Certain stateside acquaintances were surprised to hear this. “How can that be? We’ve had 10 more years to perfect our system,” was the gist of their complaint. But while it’s true that Americans may have been the ones who pioneered cheque image exchange and figured out many of the subtleties that make it work, there’s nothing that says others have to repeat the same trial-and-error process in order to build their own. Much simpler to learn from the past successes – and mistakes – of those who have gone before.
Take the substitute cheque, for example. Back when the Check 21 Act took effect, paper reprints of original cheques were common in the clearing process while some banks ramped up to fully electronic settlement. Ten years on, Britain deemed substitute cheques an unnecessary extra step, and is set to launch its own system without them.
Then there’s the technology itself. Perhaps the most notable example lies in the area of fraud prevention, where starting from scratch has its advantages.

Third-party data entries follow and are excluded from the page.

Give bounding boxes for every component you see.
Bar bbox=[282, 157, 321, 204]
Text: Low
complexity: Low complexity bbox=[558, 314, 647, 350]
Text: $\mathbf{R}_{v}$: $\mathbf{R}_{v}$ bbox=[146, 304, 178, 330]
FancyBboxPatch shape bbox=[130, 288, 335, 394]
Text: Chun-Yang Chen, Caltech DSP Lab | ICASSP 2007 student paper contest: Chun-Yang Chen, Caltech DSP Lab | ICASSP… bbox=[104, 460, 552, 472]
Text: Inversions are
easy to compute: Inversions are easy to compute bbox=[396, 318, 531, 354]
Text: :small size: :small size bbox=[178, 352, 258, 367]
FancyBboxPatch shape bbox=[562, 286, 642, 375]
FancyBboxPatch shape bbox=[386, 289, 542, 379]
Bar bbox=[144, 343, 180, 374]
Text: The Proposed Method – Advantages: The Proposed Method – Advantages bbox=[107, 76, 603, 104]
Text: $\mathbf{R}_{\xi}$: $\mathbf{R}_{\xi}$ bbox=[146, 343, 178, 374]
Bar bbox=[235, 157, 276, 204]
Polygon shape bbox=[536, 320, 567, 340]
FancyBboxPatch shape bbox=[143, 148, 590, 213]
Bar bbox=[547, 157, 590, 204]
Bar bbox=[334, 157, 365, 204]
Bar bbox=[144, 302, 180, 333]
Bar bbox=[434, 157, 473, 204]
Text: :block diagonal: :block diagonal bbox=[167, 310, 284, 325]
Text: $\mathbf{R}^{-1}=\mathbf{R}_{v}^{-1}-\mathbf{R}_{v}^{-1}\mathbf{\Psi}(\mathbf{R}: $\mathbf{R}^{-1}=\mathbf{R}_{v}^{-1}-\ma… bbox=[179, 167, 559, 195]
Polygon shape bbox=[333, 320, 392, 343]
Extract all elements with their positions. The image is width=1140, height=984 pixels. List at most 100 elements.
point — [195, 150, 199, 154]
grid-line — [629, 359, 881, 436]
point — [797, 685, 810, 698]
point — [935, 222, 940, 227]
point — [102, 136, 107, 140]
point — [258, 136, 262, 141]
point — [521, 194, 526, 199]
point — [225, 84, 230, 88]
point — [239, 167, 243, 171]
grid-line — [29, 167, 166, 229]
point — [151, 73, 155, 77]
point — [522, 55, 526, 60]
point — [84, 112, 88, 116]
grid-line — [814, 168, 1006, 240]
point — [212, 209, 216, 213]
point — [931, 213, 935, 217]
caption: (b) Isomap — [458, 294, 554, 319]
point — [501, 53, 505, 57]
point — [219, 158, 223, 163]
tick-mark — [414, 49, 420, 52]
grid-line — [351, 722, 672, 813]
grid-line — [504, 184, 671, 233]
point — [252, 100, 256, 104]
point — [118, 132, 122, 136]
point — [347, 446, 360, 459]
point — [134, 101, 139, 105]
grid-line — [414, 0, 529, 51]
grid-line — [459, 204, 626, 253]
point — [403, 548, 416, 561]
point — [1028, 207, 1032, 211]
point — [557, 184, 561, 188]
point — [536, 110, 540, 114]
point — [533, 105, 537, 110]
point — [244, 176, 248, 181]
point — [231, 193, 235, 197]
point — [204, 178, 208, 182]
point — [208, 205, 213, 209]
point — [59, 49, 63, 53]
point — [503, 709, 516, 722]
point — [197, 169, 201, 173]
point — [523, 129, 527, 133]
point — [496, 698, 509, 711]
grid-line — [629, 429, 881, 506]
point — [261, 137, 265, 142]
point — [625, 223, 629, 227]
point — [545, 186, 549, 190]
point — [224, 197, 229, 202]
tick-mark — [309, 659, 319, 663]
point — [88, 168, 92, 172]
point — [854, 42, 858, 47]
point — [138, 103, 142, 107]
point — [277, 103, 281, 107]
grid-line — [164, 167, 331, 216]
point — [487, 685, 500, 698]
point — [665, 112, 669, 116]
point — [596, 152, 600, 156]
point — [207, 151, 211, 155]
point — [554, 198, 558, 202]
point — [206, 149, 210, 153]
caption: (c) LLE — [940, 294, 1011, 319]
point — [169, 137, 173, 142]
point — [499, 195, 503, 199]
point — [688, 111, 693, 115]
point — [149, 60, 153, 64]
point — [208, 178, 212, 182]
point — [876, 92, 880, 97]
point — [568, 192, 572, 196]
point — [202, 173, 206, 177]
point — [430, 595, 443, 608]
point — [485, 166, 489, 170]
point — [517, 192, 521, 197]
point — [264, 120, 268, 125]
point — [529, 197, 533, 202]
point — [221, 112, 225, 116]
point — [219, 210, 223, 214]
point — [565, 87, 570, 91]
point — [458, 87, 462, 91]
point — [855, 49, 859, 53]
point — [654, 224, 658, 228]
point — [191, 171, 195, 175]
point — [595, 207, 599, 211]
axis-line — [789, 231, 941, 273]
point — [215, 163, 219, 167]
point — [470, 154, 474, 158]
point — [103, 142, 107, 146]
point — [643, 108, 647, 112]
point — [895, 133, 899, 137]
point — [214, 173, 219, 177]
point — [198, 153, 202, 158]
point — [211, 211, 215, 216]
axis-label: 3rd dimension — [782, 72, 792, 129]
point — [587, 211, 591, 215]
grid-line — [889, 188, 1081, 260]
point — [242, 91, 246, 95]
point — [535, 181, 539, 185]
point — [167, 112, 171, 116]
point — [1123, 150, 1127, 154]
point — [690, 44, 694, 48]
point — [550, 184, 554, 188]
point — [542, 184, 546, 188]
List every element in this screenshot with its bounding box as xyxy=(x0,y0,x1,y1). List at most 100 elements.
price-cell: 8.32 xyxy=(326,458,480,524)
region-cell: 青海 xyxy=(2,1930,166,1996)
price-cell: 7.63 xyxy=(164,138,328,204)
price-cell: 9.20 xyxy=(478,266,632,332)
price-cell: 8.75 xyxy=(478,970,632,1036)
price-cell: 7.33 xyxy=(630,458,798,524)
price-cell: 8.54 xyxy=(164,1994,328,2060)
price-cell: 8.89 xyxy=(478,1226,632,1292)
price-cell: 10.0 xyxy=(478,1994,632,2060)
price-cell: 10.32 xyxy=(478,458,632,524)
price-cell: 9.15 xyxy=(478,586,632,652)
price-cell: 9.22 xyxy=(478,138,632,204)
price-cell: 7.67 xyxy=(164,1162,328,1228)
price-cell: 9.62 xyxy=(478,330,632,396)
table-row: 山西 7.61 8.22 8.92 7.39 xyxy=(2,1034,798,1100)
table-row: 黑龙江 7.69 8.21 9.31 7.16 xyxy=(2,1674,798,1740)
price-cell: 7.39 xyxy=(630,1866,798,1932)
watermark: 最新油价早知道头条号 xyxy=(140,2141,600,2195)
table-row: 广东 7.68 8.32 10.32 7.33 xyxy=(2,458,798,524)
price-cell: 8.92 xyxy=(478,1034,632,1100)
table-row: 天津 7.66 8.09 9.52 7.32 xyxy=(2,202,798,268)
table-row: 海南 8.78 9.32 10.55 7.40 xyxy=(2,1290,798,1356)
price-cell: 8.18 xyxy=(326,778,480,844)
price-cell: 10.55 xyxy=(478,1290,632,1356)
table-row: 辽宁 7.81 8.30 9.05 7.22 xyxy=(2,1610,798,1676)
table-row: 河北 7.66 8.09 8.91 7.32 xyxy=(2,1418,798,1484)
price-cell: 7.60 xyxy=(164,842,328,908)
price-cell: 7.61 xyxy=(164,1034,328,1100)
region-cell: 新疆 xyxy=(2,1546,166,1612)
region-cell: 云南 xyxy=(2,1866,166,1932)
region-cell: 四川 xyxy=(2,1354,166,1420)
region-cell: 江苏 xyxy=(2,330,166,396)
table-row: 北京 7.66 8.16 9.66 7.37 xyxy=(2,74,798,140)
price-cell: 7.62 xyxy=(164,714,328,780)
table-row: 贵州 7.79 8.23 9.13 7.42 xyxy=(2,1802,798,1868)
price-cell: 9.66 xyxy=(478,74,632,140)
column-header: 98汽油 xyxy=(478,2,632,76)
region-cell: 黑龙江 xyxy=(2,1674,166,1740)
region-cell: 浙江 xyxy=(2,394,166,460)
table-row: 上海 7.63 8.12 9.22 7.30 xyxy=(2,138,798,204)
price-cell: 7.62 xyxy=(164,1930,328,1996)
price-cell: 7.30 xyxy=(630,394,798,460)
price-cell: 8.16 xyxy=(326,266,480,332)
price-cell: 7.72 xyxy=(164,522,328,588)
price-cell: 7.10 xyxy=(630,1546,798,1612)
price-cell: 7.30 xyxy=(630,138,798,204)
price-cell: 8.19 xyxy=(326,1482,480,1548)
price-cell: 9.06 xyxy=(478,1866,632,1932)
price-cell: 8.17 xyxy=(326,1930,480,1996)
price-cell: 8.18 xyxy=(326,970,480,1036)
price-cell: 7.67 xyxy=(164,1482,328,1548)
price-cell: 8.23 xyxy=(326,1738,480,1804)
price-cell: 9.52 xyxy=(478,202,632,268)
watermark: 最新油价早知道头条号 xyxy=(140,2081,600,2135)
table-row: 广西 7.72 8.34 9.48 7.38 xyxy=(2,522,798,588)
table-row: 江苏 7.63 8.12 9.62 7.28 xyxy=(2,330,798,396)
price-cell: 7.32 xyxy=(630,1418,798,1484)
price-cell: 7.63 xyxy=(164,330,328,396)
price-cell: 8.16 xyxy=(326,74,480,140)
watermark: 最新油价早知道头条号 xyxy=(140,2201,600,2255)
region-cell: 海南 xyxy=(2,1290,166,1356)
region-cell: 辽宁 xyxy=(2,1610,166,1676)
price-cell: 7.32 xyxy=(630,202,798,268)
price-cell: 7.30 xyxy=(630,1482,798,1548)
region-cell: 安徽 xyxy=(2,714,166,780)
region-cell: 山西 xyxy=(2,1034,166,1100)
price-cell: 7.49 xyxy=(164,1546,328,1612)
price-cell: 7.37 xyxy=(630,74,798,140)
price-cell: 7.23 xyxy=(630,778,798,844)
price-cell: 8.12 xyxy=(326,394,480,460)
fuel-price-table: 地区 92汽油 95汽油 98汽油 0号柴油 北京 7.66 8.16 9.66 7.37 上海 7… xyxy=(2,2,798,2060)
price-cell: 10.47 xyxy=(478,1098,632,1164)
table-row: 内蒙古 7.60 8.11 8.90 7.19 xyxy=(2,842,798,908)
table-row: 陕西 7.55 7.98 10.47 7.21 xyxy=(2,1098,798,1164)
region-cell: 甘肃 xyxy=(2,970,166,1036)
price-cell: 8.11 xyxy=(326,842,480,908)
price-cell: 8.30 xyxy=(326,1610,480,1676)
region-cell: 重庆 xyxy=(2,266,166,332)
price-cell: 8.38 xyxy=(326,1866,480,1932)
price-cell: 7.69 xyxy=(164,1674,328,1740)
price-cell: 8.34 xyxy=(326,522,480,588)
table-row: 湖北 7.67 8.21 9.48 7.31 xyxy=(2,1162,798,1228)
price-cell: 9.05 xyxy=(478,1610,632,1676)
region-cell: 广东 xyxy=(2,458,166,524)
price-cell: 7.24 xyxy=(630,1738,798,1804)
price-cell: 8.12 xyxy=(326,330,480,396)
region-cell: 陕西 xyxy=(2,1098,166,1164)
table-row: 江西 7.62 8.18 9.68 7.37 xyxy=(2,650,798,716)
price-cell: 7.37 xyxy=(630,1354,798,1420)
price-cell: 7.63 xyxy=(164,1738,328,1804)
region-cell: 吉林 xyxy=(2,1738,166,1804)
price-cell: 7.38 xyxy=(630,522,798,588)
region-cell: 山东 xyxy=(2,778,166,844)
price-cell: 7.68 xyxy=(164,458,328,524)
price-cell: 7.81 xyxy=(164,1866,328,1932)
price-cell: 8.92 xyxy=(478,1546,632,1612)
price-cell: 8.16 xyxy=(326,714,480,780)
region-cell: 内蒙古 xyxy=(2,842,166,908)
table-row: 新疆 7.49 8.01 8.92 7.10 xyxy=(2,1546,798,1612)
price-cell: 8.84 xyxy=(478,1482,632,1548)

Britain’s system is supposed to include a nationwide duplicate detection system so that a customer could not, say, deposit a cheque at Barclays, then turn around and deposit the same cheque at HSBC without being detected. That’s currently a sore spot for banks in America, where that level of inter-bank cooperation was never built, and so this type of scheme has become a semi-regular occurrence. Several attempts have been made to establish a cross-referencing system, but none have gained the critical mass to be successful on a wide scale.
That reveals one of the macro-level truths about clearing and imaging technology: Once the infrastructure is laid down, it’s much harder to go back and change things than to build it in from the start. Take UV-imprinted cheques – another phenomenon that’s common in the rest of the world but virtually unused in the USA. Several countries have taken the opportunity to introduce UV while switching to image-based clearing, and all new scanners are of the type that can detect UV light in addition to the visible spectrum. In the U.S., neither the cheques nor the UV-equipped scanners are in use, so introducing them would require a massive investment to re-issue every cheque and replace every scanner in the country – essentially “tearing up” the entire system and rebuilding it. (While we would be very happy about this as a maker of scanners, we imagine that it would please just about no one else.)
Not that it’s we Americans’ fault for being “behind the times” on things like UV – when we started scanning cheques, the technology to create a UV scanner didn’t exist. But the important lesson is that, when there comes an opportunity to build or rebuild the infrastructure from the ground up, it’s a good idea to stop, take a look around, and make sure it’s done right the first time.